Painel debate desafios para um crescimento sustentável

Renata Leite (Saúde Amanhã)


Tema de discussões na rede Brasil Saúde Amanhã desde o lançamento da iniciativa, em 2010, as questões que orbitam a proteção social em Saúde também estão refletidas na Agenda 2030 para o Desenvolvimento Sustentável, da Organização das Nações Unidas (ONU), em seus 17 Objetivos do Desenvolvimento Sustentável (ODS). Os desafios desse campo estiveram em pauta no painel Desenvolvimento, Saúde e Proteção Social, o terceiro do seminário Saúde, Ambiente e Desenvolvimento Sustentável, realizado na Fiocruz nos dias 11 e 12 de setembro.

Painel abordou desenvolvimento, saúde e proteção social (foto: Saúde Amanhã)

 

“As metas relacionadas a esse eixo envolvem a extinção da pobreza, a erradicação do trabalho infantil, do trabalho forçado e de toda forma de discriminação e violência racial e de gênero, além da garantia a uma vida saudável e a uma educação de qualidade, à promoção do bem-estar para todos e à redução e ao gerenciamento dos riscos nacionais e internacionais à saúde”, ressaltou a moderadora do painel, a pesquisadora Luciana Dias de Lima, da Escola Nacional de Saúde Pública Sergio Arouca (Ensp/Fiocruz).
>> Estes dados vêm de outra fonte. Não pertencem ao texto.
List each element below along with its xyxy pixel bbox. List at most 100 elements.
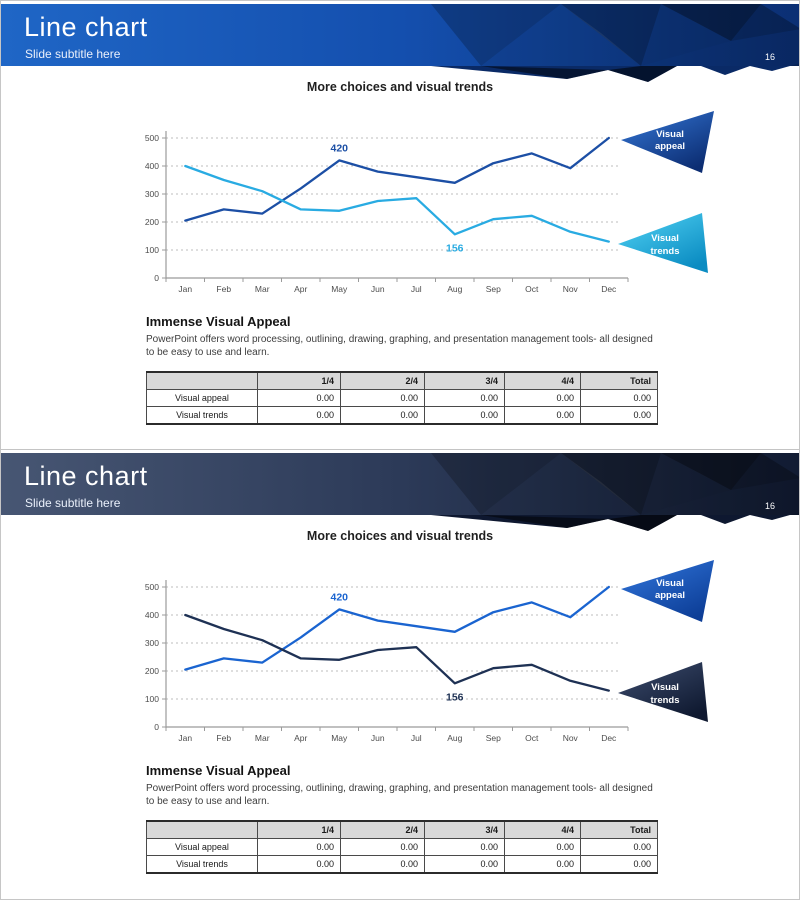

Os desafios envolvem, principalmente, a resposta a epidemias e a redução das taxas de morbimortalidade nas diferentes regiões do país, o que requer sistemas de proteção social fortes e o acesso universal a serviços e tecnologias de saúde de forma inclusiva e equitativa. “Os ODS só serão alcançados com o incremento do financiamento setorial e a ampliação do quadro de pessoal, medidas que vão no sentido contrário ao que é posto em prática hoje”, pontuou a pesquisadora Cristiani Vieira Machado, coordenadora do Programa de Pós-Graduação em Saúde Pública da Ensp/Fiocruz, que deu início ao painel.

Análise histórica

Cristiani, que falou sobre o tema Direitos e Equidade: desafios para a política social, fez um balanço histórico sobre as políticas sociais adotadas no Brasil, desde a década de 1930 até hoje, analisou a atual conjuntura do país e da Saúde e apontou possibilidades de ação no âmbito social e político. “Quero fazer uma breve reflexão sobre a necessidade de pensar as conexões entre passado, presente e futuro, e de considerar o processo histórico ao abordar a questão social”, afirmou.

A pesquisadora sistematizou a experiência de política social no Brasil, considerando dois momentos. O primeiro, até os anos 1980, foi marcado pela construção de um sistema de proteção social fortemente vinculado ao mundo do trabalho formal. Como reflexos, a médica apontou a estratificação social e o caráter corporativo atribuído aos serviços de saúde e educação. “Havia um alto grau de mercantilização do sistema de proteção social brasileiro, com a diferenciação dos direitos e benefícios a que os indivíduos tinham acesso de acordo com a sua inserção no mercado de trabalho ou com a compra dos bens e serviços privados”, resumiu.

Para a pesquisadora, entre 2003 e 2014, o sistema de proteção social brasileiro obteve uma série de conquistas parciais, que hoje estão sob risco. “O aumento da cobertura previdenciária, a expansão de benefícios não contributivos da Previdência, a expansão de serviços de saúde por meio do Sistema Único de Saúde (SUS) e o aumento das ações de combate à pobreza, incluindo as políticas de transferência de renda e a ampliação da rede de assistência social, estão agora ameaçados”, exemplificou.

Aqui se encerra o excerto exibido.